Joseph Tooby-Smith (Oct 09 2024 at 19:04):
There is some stuff in: https://github.com/HEPLean/HepLean
Currently it includes Lorentz vectors, tensors, Weyl fermions, the connection between the Lorentz group and SL(2,C) and I am working on an interface to do index notation.
This is all a start, and hopefully the project above eventually contain more aspects of special and general relativity. This also doesn't start from the axiomatic approach but by all means could.

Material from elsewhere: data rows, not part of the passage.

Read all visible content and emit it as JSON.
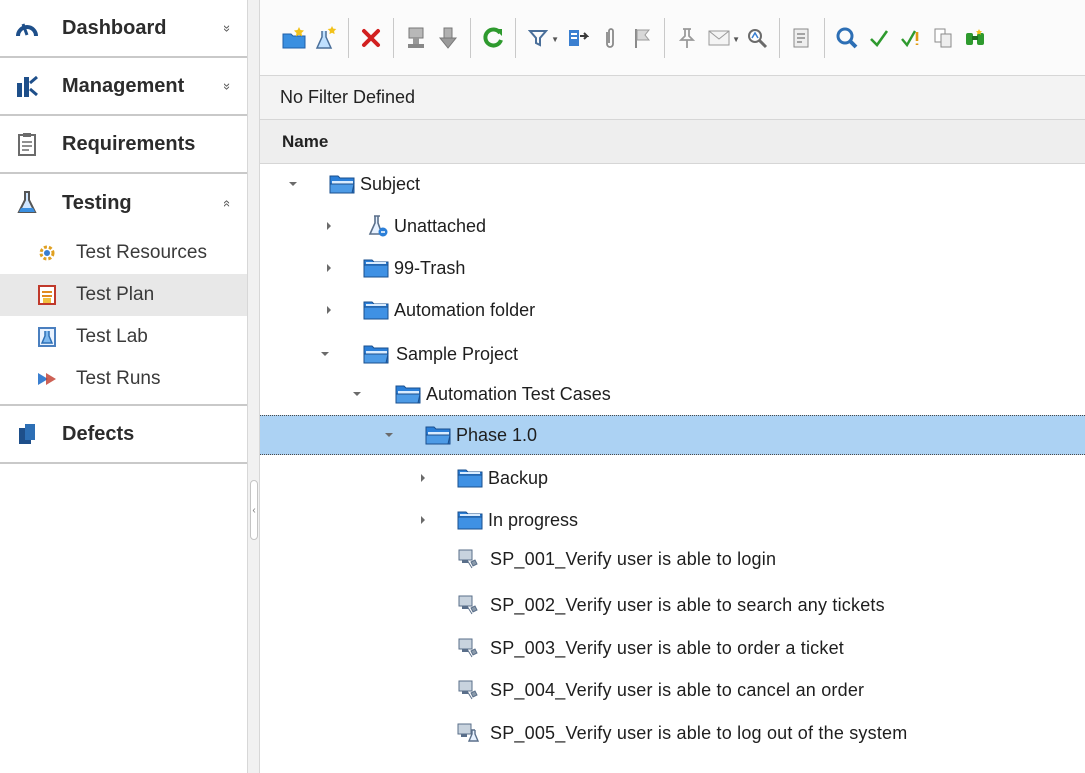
{
  "sidebar": {
    "sections": [
      {
        "label": "Dashboard",
        "icon": "dashboard-icon",
        "chevron": "»"
      },
      {
        "label": "Management",
        "icon": "management-icon",
        "chevron": "»"
      },
      {
        "label": "Requirements",
        "icon": "requirements-icon",
        "chevron": ""
      },
      {
        "label": "Testing",
        "icon": "testing-icon",
        "chevron": "«"
      }
    ],
    "testing_items": [
      {
        "label": "Test Resources",
        "icon": "test-resources-icon"
      },
      {
        "label": "Test Plan",
        "icon": "test-plan-icon",
        "active": true
      },
      {
        "label": "Test Lab",
        "icon": "test-lab-icon"
      },
      {
        "label": "Test Runs",
        "icon": "test-runs-icon"
      }
    ],
    "defects": {
      "label": "Defects",
      "icon": "defects-icon"
    }
  },
  "toolbar": {
    "buttons": [
      "new-folder-icon",
      "new-test-icon",
      "delete-icon",
      "copy-to-icon",
      "download-icon",
      "refresh-icon",
      "filter-icon",
      "export-icon",
      "attachments-icon",
      "flag-icon",
      "pin-icon",
      "email-icon",
      "find-icon",
      "text-search-icon",
      "select-columns-icon",
      "check-icon",
      "check-warning-icon",
      "compare-icon",
      "binoculars-icon"
    ]
  },
  "filter": {
    "text": "No Filter Defined"
  },
  "grid": {
    "column_name": "Name"
  },
  "tree": {
    "subject": "Subject",
    "unattached": "Unattached",
    "trash": "99-Trash",
    "automation_folder": "Automation folder",
    "sample_project": "Sample Project",
    "automation_test_cases": "Automation Test Cases",
    "phase": "Phase 1.0",
    "backup": "Backup",
    "in_progress": "In progress",
    "tests": [
      "SP_001_Verify user is able to login",
      "SP_002_Verify user is able to search any tickets",
      "SP_003_Verify user is able to order a ticket",
      "SP_004_Verify user is able to cancel an order",
      "SP_005_Verify user is able to log out of the system"
    ]
  },
  "colors": {
    "selection": "#acd2f3",
    "folder_blue": "#2b7fd8",
    "delete_red": "#d22020",
    "refresh_green": "#2e9a2e"
  }
}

Tyler Josephson ⚛️ (Oct 13 2024 at 19:02):
Here’s another related reference, for formalizing in Coq: https://dash.harvard.edu/handle/1/38811518
Mark Ettinger (Feb 23 2026 at 20:24):
I've formalized all the concepts necessary to prove (with help from Harmonic's Aristotle) that an inertial observer always moves strictly slower than the speed of light relative to another initial observer. Here is the the repo if anyone is interested: https://github.com/mettinger/Relativity
This raises a couple of questions for me:
-
Is this material appropriate for any library? It seems tangential to mathlib I think. I'm not sure if I'll take the project further if it remains a strictly personal exercise.
-
I used Lean 4.24 for compatibility with Aristotle. There seem to be a surprising number of incompatibilities with the current version (4.28). Is it common for new versions of Lean and/or mathlib to break proofs or am I making some sort of mistake?
James E Hanson (Feb 23 2026 at 21:54):
Mark Ettinger said:
Is it common for new versions of Lean and/or mathlib to break proofs or am I making some sort of mistake?
I believe this is common for proofs that are not written with 'durability' in mind. For instance, this is why people say you should avoid non-terminal simps.
Weiyi Wang (Feb 23 2026 at 22:06):
As some data points, my project of a few thousands of lines typically experiences 1 to 5 minor breaks (takes 10 minutes to fix) when upgrading for each version. I wrote proofs with durability in mind
Joseph Tooby-Smith (Feb 24 2026 at 08:15):
- Is this material appropriate for any library? It seems tangential to mathlib I think. I'm not sure if I'll take the project further if it remains a strictly personal exercise.
In theory it is subtle for PhysLean, and it would be great to have this, but may require some work to integrate it properly.